Pour produire de la vodka, pas besoin de recette magique, mais simplement d’un alambic. Un instrument qui n’est pas lui-même dénué de poésie. Présent sous des formes sommaires depuis l’antiquité, il s’est perfectionné à l’époque médiévale afin d’atteindre sa forme définitive, cuve terminée par un amusant et étonnant tube en serpentin, preuve que la magie n’est tout de même pas très loin.
L’obtention de la vodka se fait en plaçant dans l’alambic le jus issu de la fermentation du produit de base, puis en le faisant bouillir. L’eau est ainsi séparée de l’alcool qui, sous forme de vapeur, traverse le serpentin, refroidit, et reprend sa forme liquide. Le moment de sortir les verres ? Sûrement pas ! Cette essence de vodka est un alcool pur auquel ne se risqueraient même pas les durs des durs. Pour terminer la préparation, il faut ajouter de l’eau déminéralisée et filtrer le liquide au charbon. Incolore, inodore, mais délicieuse : la vodka est là.

Une boisson internationale

cosmopolitan vodka
Le Cosmo(politan) : vodka, triple sec, cranberrie et citron vert.
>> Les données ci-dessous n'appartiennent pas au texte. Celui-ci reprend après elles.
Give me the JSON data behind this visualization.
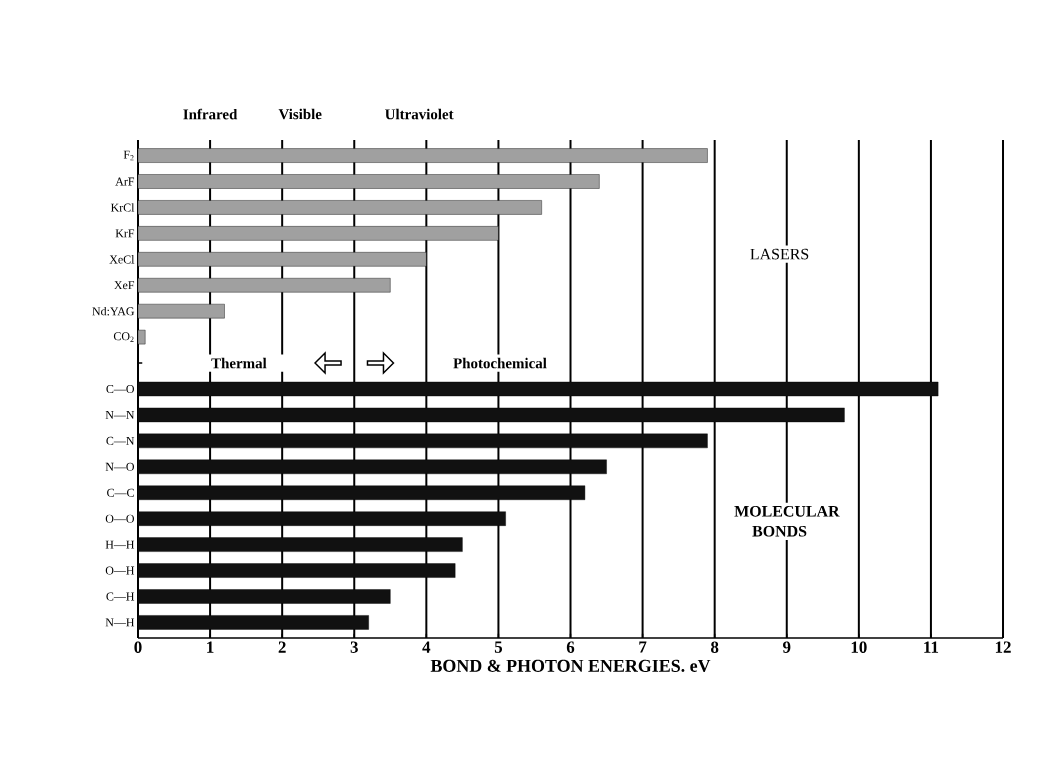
{
  "chart_data": {
    "type": "bar",
    "orientation": "horizontal",
    "xlabel": "BOND & PHOTON ENERGIES. eV",
    "categories": [
      "F$_{2}$",
      "ArF",
      "KrCl",
      "KrF",
      "XeCl",
      "XeF",
      "Nd:YAG",
      "CO$_{2}$",
      null,
      "C—O",
      "N—N",
      "C—N",
      "N—O",
      "C—C",
      "O—O",
      "H—H",
      "O—H",
      "C—H",
      "N—H"
    ],
    "series": [
      {
        "color": "#a0a0a0",
        "values": [
          7.9,
          6.4,
          5.6,
          5.0,
          4.0,
          3.5,
          1.2,
          0.1,
          null,
          null,
          null,
          null,
          null,
          null,
          null,
          null,
          null,
          null,
          null
        ]
      },
      {
        "color": "#111111",
        "values": [
          null,
          null,
          null,
          null,
          null,
          null,
          null,
          null,
          null,
          11.1,
          9.8,
          7.9,
          6.5,
          6.2,
          5.1,
          4.5,
          4.4,
          3.5,
          3.2
        ]
      }
    ],
    "xlim": [
      0,
      12
    ],
    "xticks": [
      0,
      1,
      2,
      3,
      4,
      5,
      6,
      7,
      8,
      9,
      10,
      11,
      12
    ],
    "grid": "x",
    "annotations": [
      "Infrared",
      "Visible",
      "Ultraviolet",
      "Thermal",
      "Photochemical",
      "LASERS",
      "MOLECULAR BONDS"
    ]
  }
}
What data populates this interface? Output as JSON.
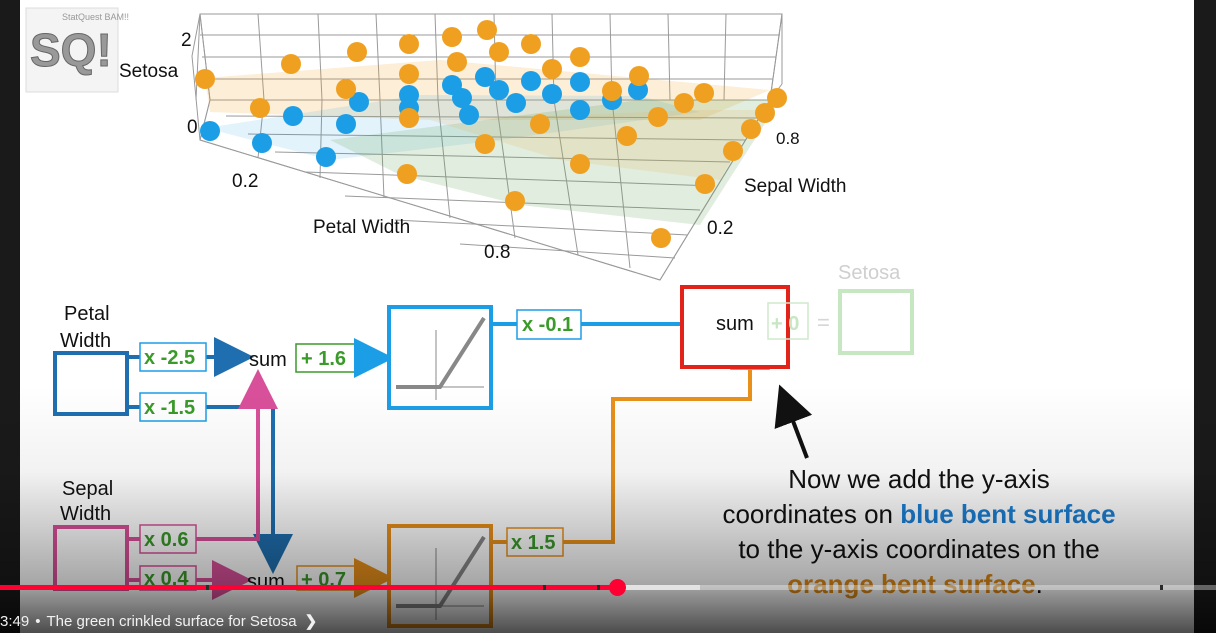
{
  "logo": {
    "text": "SQ!",
    "small_text": "StatQuest BAM!!"
  },
  "plot3d": {
    "z_tick_top": "2",
    "z_tick_bottom": "0",
    "z_label": "Setosa",
    "x_tick_1": "0.2",
    "x_tick_2": "0.8",
    "x_label": "Petal Width",
    "y_tick_1": "0.2",
    "y_tick_2": "0.8",
    "y_label": "Sepal Width"
  },
  "network": {
    "input_petal_label_1": "Petal",
    "input_petal_label_2": "Width",
    "input_sepal_label_1": "Sepal",
    "input_sepal_label_2": "Width",
    "w_petal_top": "x -2.5",
    "w_petal_bottom": "x -1.5",
    "w_sepal_top": "x 0.6",
    "w_sepal_bottom": "x 0.4",
    "sum_top": "sum",
    "bias_top": "+ 1.6",
    "sum_bottom": "sum",
    "bias_bottom": "+ 0.7",
    "w_out_top": "x -0.1",
    "w_out_bottom": "x 1.5",
    "final_sum": "sum",
    "final_bias": "+ 0",
    "equals": "=",
    "output_label": "Setosa"
  },
  "annotation": {
    "line1": "Now we add the y-axis",
    "line2_a": "coordinates on ",
    "line2_b": "blue bent surface",
    "line3": "to the y-axis coordinates on the",
    "line4_a": "orange bent surface",
    "line4_b": "."
  },
  "player": {
    "time": "3:49",
    "bullet": "•",
    "chapter_title": "The green crinkled surface for Setosa",
    "progress_fraction": 0.508
  },
  "colors": {
    "blue": "#1b9ee6",
    "orange": "#f0a020",
    "dark_orange": "#d98a1a",
    "dark_blue": "#1f6fb0",
    "pink": "#d9509a",
    "green": "#3a9a2a",
    "red": "#e2231a",
    "progress_red": "#ff0033"
  }
}
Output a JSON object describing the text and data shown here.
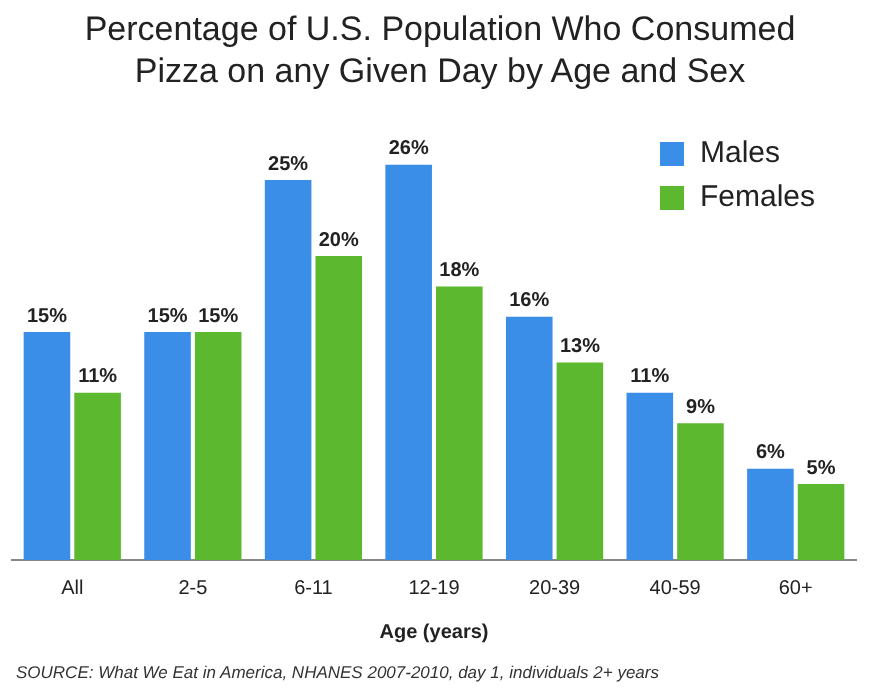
{
  "chart_data": {
    "type": "bar",
    "title": "Percentage of U.S. Population Who Consumed Pizza on any Given Day by Age and Sex",
    "xlabel": "Age (years)",
    "categories": [
      "All",
      "2-5",
      "6-11",
      "12-19",
      "20-39",
      "40-59",
      "60+"
    ],
    "series": [
      {
        "name": "Males",
        "color": "#3b8ee8",
        "values": [
          15,
          15,
          25,
          26,
          16,
          11,
          6
        ],
        "value_labels": [
          "15%",
          "15%",
          "25%",
          "26%",
          "16%",
          "11%",
          "6%"
        ]
      },
      {
        "name": "Females",
        "color": "#5cb82e",
        "values": [
          11,
          15,
          20,
          18,
          13,
          9,
          5
        ],
        "value_labels": [
          "11%",
          "15%",
          "20%",
          "18%",
          "13%",
          "9%",
          "5%"
        ]
      }
    ],
    "legend": "top right",
    "grid": false,
    "annotations": [
      "SOURCE: What We Eat in America, NHANES 2007-2010, day 1, individuals 2+ years"
    ]
  }
}
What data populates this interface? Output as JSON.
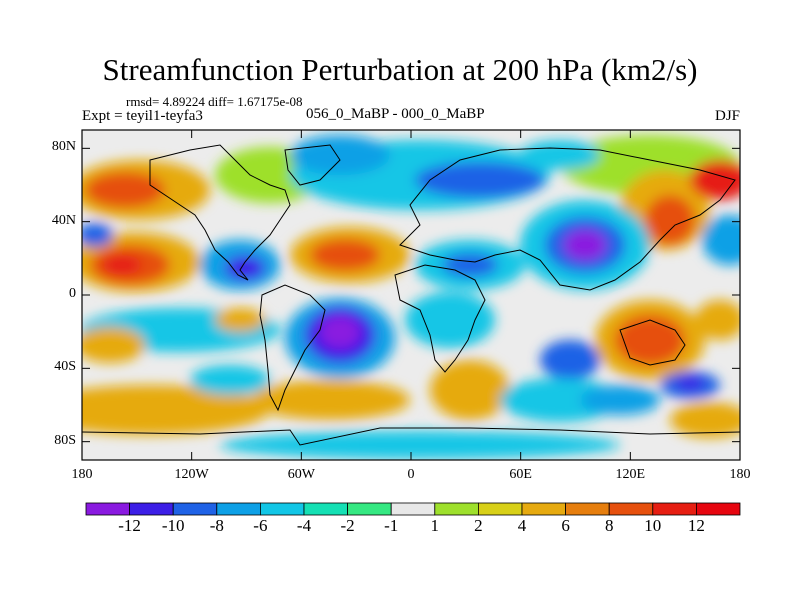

Au-delà de la Russie, de la Pologne et de nombreux pays slaves pour qui elle fait figure de boisson nationale, la vodka s’est exportée et diffusée dans le monde entier. Elle est particulièrement prisée dans les pays scandinaves, où elle accompagne souvent saumon et hareng.
L’alcool russe, devenu l’un des plus célèbres symboles du pays, est connu jusqu’en Asie, notamment en Inde, où il est appelé White Whisky.
La pureté de la vodka, sa fraîcheur et sa douceur qui ne manque pas pour autant de tempérament en font l’alcool idéal pour les cocktails. Cosmopolitan, Vodka Martini, Vodka Limone, les exemples ne manquent pas. Le Russian Ruble se prépare au shaker : il mêle vodka, rhum et tequila pour un mélange explosif. Le Moscow Mule, mix de vodka, de ginger beer et de jus de citron, est lui célèbre pour la petite chope en cuivre qui l’accompagne. Né dans les années 40, ce cocktail a permis de populariser l’alcool et la culture russe autour du monde. Etonnant lorsqu’on sait qu’il fut créé… aux Etats-Unis.